We all make bad decisions at some point in our lives. So in high school I acted out. We had a girl in our school who suffered from paralysis and because of the pain she had to be given pain relieving pills that would make her dizzy and sometimes she looked drunk. Being the skeptical person I am, I just had to try them out. Some friends and I took the pills in large portions because we wanted the maximum experience. This might be the worst decision I’ve ever made in my life. I could have killed myself.
Initially we were suspended indefinitely then it turned out be a whole month. I remember the day mum got the phone call from the principal reporting the drug issue; she looked at me in utter disappointment. My dad didn’t mind that much. He just thought it was a case of mistaken identity.

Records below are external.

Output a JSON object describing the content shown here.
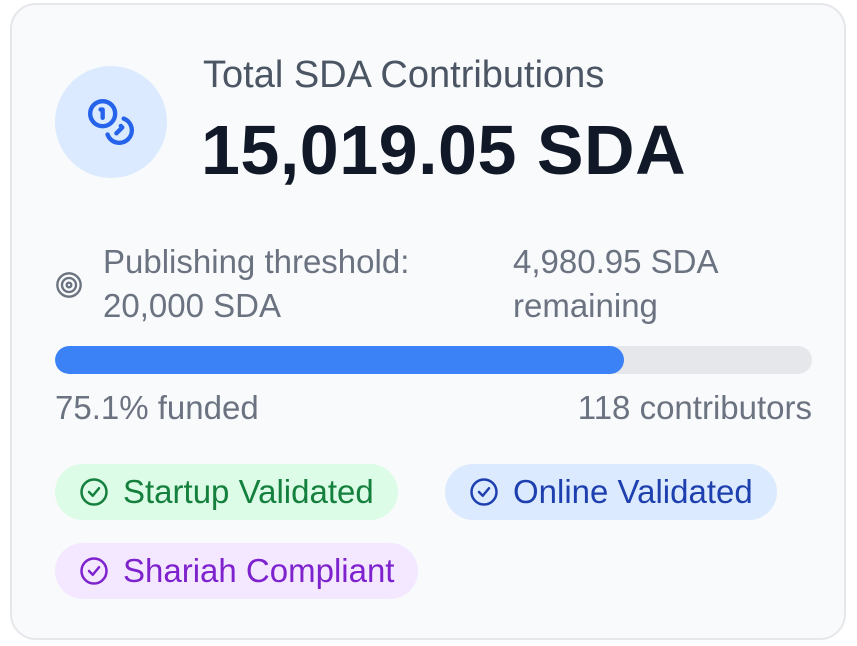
{
  "summary": {
    "title": "Total SDA Contributions",
    "total": "15,019.05 SDA",
    "icon": "coins-icon"
  },
  "threshold": {
    "icon": "target-icon",
    "label": "Publishing threshold: 20,000 SDA",
    "remaining": "4,980.95 SDA remaining"
  },
  "progress": {
    "percent_funded": 75.1,
    "funded_text": "75.1% funded",
    "contributors_text": "118 contributors",
    "fill_color": "#3b82f6",
    "track_color": "#e5e7eb"
  },
  "badges": [
    {
      "label": "Startup Validated",
      "icon": "check-circle-icon",
      "color": "#15803d",
      "bg": "#dcfce7"
    },
    {
      "label": "Online Validated",
      "icon": "check-circle-icon",
      "color": "#1e40af",
      "bg": "#dbeafe"
    },
    {
      "label": "Shariah Compliant",
      "icon": "check-circle-icon",
      "color": "#7e22ce",
      "bg": "#f3e8ff"
    }
  ]
}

My mum got really angry at me and she stayed that way for some time. She stopped talking to me. To avoid her I would just stay in my room and play around with my phone. It even reached a point that I got sick and it didn’t seem to bother her. I gradually started losing my appetite and it never came up when she decided to talk to me. That was when I knew I really messed up. She told me that she would open up a shop for me because it seemed I didn’t want school. I felt my mum had given up on me.
This in turn made me give up on myself. To her, I was that child who screwed up things one way or the other. I thought I was an embarrassment to them.

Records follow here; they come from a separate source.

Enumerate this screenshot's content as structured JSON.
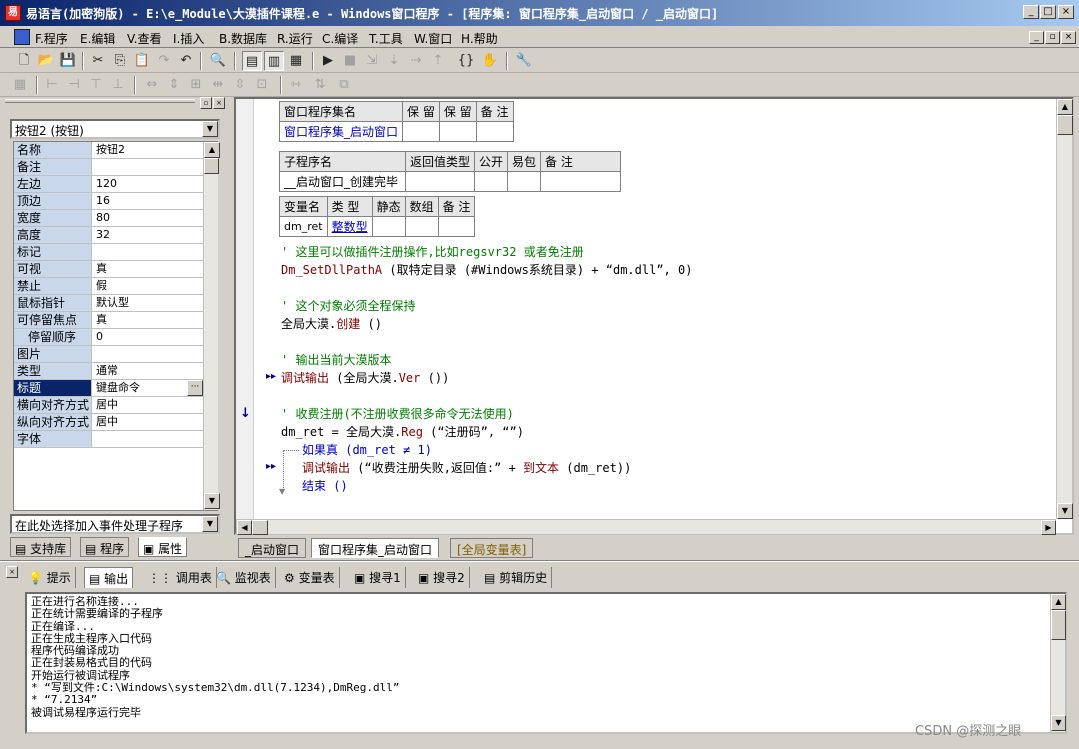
{
  "window": {
    "title": "易语言(加密狗版) - E:\\e_Module\\大漠插件课程.e - Windows窗口程序 - [程序集: 窗口程序集_启动窗口 / _启动窗口]",
    "app_icon": "易",
    "icon_color": "#e8332a",
    "titlebar_color": "#0a246a"
  },
  "menu": [
    "F.程序",
    "E.编辑",
    "V.查看",
    "I.插入",
    "B.数据库",
    "R.运行",
    "C.编译",
    "T.工具",
    "W.窗口",
    "H.帮助"
  ],
  "properties": {
    "selected_object": "按钮2 (按钮)",
    "rows": [
      {
        "k": "名称",
        "v": "按钮2"
      },
      {
        "k": "备注",
        "v": ""
      },
      {
        "k": "左边",
        "v": "120"
      },
      {
        "k": "顶边",
        "v": "16"
      },
      {
        "k": "宽度",
        "v": "80"
      },
      {
        "k": "高度",
        "v": "32"
      },
      {
        "k": "标记",
        "v": ""
      },
      {
        "k": "可视",
        "v": "真"
      },
      {
        "k": "禁止",
        "v": "假"
      },
      {
        "k": "鼠标指针",
        "v": "默认型"
      },
      {
        "k": "可停留焦点",
        "v": "真"
      },
      {
        "k": "停留顺序",
        "v": "0"
      },
      {
        "k": "图片",
        "v": ""
      },
      {
        "k": "类型",
        "v": "通常"
      },
      {
        "k": "标题",
        "v": "键盘命令"
      },
      {
        "k": "横向对齐方式",
        "v": "居中"
      },
      {
        "k": "纵向对齐方式",
        "v": "居中"
      },
      {
        "k": "字体",
        "v": ""
      }
    ],
    "event_select": "在此处选择加入事件处理子程序",
    "tabs": [
      "支持库",
      "程序",
      "属性"
    ]
  },
  "code": {
    "set_table": {
      "headers": [
        "窗口程序集名",
        "保 留",
        "保 留",
        "备 注"
      ],
      "row": [
        "窗口程序集_启动窗口",
        "",
        "",
        ""
      ]
    },
    "sub_table": {
      "headers": [
        "子程序名",
        "返回值类型",
        "公开",
        "易包",
        "备 注"
      ],
      "row": [
        "__启动窗口_创建完毕",
        "",
        "",
        "",
        ""
      ]
    },
    "var_table": {
      "headers": [
        "变量名",
        "类 型",
        "静态",
        "数组",
        "备 注"
      ],
      "row": [
        "dm_ret",
        "整数型",
        "",
        "",
        ""
      ]
    },
    "lines": {
      "c1": "' 这里可以做插件注册操作,比如regsvr32 或者免注册",
      "l1a": "Dm_SetDllPathA",
      "l1b": " (取特定目录 (#Windows系统目录) + “dm.dll”, 0)",
      "c2": "' 这个对象必须全程保持",
      "l2a": "全局大漠.",
      "l2b": "创建",
      "l2c": " ()",
      "c3": "' 输出当前大漠版本",
      "l3a": "调试输出",
      "l3b": " (全局大漠.",
      "l3c": "Ver",
      "l3d": " ())",
      "c4": "' 收费注册(不注册收费很多命令无法使用)",
      "l4a": "dm_ret = 全局大漠.",
      "l4b": "Reg",
      "l4c": " (“注册码”, “”)",
      "l5": "如果真 (dm_ret ≠ 1)",
      "l6a": "调试输出",
      "l6b": " (“收费注册失败,返回值:” + ",
      "l6c": "到文本",
      "l6d": " (dm_ret))",
      "l7": "结束 ()"
    },
    "tabs": [
      "_启动窗口",
      "窗口程序集_启动窗口",
      "[全局变量表]"
    ]
  },
  "bottom_tabs": [
    "提示",
    "输出",
    "调用表",
    "监视表",
    "变量表",
    "搜寻1",
    "搜寻2",
    "剪辑历史"
  ],
  "output": "正在进行名称连接...\n正在统计需要编译的子程序\n正在编译...\n正在生成主程序入口代码\n程序代码编译成功\n正在封装易格式目的代码\n开始运行被调试程序\n* “写到文件:C:\\Windows\\system32\\dm.dll(7.1234),DmReg.dll”\n* “7.2134”\n被调试易程序运行完毕",
  "watermark": "CSDN @探测之眼"
}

After our suspension, we all had to go back to school with our parents to have a trial which would determine whether we could be allowed back to school or not. Both my parents accompanied me but my mum surprised me the most. All that time I spent at home my dad still took it as a joke. Even in front of the principles and senior teachers at the trial, he was still smiling with me and making funny comments.
My mum on the other hand was a different story. She came out fighting. Arguing my case and defending me in front of the teachers. I had not expected that at all.
Seeing my mom defend me even though it was my fault was the most re-assuring thing that happened to me that day. The way she spoke made me think that she thought it was the teachers fault. ‘No student should be allowed to have pills around other students; you teachers have failed on your part for allowing that to happen.’ That was one of her arguments. I had never been so proud to be her daughter. Thanks to her argument, I was allowed to go back to school.
My mum and I never talked a lot before that. I was a daddy’s girl. I liked her, but after that incident, she became everything to me. I never thought she would do that for me.